But for once the enthralling topic of the hay did not serve to turn his attention.

“You’ve been crying!” he observed, looking up at her. “Did any one dare—was anybody rude to you in Witham?”

She slid down on her knees by the sill, and laid her chin on her arms.

“Not rude, dad. Not exactly what you might call rude. Some of them weren’t precisely on the same planet—that was all! And others came too near, which was worse; good little Verity, for instance, and dear, blundering Larrupper.”

“Lionel, do you mean?” he asked quickly. “Then the Lyndesays stood by you? The Lyndesays sought you out?”

“Oh, dear, yes!” She laughed rather shakily. “The difficulty was to get away from them! I had to dive into a cheese-shop to escape Christian, and Larry wanted to bring me home in the car.”
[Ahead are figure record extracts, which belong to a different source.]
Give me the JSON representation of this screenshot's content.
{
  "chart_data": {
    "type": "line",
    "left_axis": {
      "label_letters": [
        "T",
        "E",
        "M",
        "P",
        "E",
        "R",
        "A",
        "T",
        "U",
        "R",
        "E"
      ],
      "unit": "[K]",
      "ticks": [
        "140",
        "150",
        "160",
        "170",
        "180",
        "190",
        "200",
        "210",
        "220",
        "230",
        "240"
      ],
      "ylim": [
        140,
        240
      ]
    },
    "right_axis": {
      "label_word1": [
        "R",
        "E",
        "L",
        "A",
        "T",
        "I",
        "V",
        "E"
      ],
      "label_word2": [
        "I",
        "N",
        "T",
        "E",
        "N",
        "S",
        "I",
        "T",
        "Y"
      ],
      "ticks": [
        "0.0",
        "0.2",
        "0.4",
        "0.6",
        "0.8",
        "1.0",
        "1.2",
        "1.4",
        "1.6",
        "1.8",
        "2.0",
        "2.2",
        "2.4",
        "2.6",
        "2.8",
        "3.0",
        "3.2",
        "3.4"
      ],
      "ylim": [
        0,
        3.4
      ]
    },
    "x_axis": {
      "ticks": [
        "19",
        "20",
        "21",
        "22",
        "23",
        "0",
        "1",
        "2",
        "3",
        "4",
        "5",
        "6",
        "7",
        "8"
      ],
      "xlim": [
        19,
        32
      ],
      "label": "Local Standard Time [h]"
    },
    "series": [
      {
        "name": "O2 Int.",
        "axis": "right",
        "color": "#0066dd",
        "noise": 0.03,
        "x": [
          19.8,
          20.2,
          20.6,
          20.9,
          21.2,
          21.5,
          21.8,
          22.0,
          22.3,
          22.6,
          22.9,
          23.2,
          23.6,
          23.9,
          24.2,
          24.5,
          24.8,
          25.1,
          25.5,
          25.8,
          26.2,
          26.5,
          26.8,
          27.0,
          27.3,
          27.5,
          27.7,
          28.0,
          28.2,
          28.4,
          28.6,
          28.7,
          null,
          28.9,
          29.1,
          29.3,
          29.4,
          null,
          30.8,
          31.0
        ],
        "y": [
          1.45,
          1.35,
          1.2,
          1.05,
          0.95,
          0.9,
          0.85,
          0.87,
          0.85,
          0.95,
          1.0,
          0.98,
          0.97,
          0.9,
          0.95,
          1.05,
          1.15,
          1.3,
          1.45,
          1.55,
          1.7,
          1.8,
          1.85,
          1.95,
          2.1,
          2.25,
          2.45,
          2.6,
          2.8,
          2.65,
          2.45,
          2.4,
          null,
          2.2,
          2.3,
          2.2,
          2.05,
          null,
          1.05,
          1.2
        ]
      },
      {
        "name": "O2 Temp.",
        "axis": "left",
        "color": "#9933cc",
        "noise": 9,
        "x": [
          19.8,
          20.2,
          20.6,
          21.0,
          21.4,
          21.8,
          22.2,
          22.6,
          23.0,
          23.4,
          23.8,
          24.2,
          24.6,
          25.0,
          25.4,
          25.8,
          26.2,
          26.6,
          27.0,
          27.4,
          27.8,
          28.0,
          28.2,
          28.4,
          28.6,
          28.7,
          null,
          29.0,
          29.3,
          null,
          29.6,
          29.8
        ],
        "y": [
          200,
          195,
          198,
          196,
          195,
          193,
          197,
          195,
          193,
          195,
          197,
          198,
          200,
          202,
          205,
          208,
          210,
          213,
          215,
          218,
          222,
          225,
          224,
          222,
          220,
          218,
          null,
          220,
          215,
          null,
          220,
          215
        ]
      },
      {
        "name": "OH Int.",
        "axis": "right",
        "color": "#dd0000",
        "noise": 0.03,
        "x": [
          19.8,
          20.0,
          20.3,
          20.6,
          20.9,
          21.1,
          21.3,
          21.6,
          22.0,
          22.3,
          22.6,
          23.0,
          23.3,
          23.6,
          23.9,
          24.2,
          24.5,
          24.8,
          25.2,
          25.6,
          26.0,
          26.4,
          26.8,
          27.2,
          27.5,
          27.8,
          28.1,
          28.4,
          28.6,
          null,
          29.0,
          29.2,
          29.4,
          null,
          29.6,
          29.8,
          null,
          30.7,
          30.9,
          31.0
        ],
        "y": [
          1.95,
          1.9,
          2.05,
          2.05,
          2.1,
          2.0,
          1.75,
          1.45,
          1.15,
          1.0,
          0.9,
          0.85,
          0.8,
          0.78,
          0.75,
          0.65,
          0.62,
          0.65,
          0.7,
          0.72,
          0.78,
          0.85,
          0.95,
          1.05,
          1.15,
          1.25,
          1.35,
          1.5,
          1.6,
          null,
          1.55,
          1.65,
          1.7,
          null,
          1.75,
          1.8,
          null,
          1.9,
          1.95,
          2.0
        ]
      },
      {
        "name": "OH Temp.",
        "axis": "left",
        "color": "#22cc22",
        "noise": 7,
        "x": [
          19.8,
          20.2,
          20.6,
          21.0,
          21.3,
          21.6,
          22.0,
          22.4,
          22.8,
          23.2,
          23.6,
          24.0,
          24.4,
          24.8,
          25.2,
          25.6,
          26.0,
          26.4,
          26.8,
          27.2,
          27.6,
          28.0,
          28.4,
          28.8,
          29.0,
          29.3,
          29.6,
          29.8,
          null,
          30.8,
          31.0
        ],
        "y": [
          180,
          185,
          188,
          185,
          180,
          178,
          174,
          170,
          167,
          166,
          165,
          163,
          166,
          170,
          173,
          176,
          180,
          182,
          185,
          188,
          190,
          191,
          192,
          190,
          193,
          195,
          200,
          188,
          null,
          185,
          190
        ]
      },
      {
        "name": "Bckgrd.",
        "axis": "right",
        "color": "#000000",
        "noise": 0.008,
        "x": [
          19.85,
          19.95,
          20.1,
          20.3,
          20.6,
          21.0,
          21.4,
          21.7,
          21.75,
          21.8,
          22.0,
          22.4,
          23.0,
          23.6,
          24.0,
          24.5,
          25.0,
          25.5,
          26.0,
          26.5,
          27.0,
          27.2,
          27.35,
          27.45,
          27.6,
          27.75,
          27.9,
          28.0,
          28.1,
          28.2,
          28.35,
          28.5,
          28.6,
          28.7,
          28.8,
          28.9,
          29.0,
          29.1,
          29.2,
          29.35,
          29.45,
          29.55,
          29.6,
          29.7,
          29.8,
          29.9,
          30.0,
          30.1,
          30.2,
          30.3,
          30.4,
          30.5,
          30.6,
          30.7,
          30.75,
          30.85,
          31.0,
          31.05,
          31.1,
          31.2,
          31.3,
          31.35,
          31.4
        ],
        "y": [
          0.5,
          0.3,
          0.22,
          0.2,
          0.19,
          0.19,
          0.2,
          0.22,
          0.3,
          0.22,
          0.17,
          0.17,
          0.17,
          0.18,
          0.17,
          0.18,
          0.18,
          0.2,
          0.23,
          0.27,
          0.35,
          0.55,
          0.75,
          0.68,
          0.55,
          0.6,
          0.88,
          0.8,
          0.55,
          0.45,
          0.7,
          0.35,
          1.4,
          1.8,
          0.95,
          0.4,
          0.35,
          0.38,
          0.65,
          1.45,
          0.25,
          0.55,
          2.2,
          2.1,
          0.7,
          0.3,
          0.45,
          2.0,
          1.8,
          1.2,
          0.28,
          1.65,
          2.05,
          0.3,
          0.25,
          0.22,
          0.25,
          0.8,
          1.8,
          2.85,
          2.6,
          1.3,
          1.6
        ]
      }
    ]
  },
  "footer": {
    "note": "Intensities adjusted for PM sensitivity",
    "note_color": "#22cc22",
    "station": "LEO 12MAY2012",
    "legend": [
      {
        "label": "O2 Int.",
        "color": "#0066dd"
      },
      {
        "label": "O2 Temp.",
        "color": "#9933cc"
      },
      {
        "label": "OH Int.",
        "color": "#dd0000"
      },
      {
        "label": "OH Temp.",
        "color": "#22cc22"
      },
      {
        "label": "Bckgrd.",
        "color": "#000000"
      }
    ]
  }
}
“Then the rest don’t count!” the old man answered, unconsciously echoing Christian’s words of that morning. That had been his attitude all through life. God made the Lyndesays, and the rest—didn’t count. His face cleared, and his eyes went back more restfully to the window.

“I wish I hadn’t gone!” Deb said brokenly. “I thought I was brave enough, but I found I wasn’t, after all. I’ve always been able to rely upon myself before, but to-day I went all to pieces. I wish I hadn’t gone. They all think I should have left the district, I know. They think it would have shown nice feeling and good taste! But I’ll not go—they shan’t make me. I’d hear the very ’bus-boy jeering as he drove me to the station; and I’d come back and fight the lot of them! They shan’t hound me away from you and the old place, shall they, dad?”

He laid his hand for a moment on her hair, but he did not turn his eyes from the window.

“The Lyndesays stood by you,” he said again, as if no other argument were needed; and again he added—“the rest do not count.”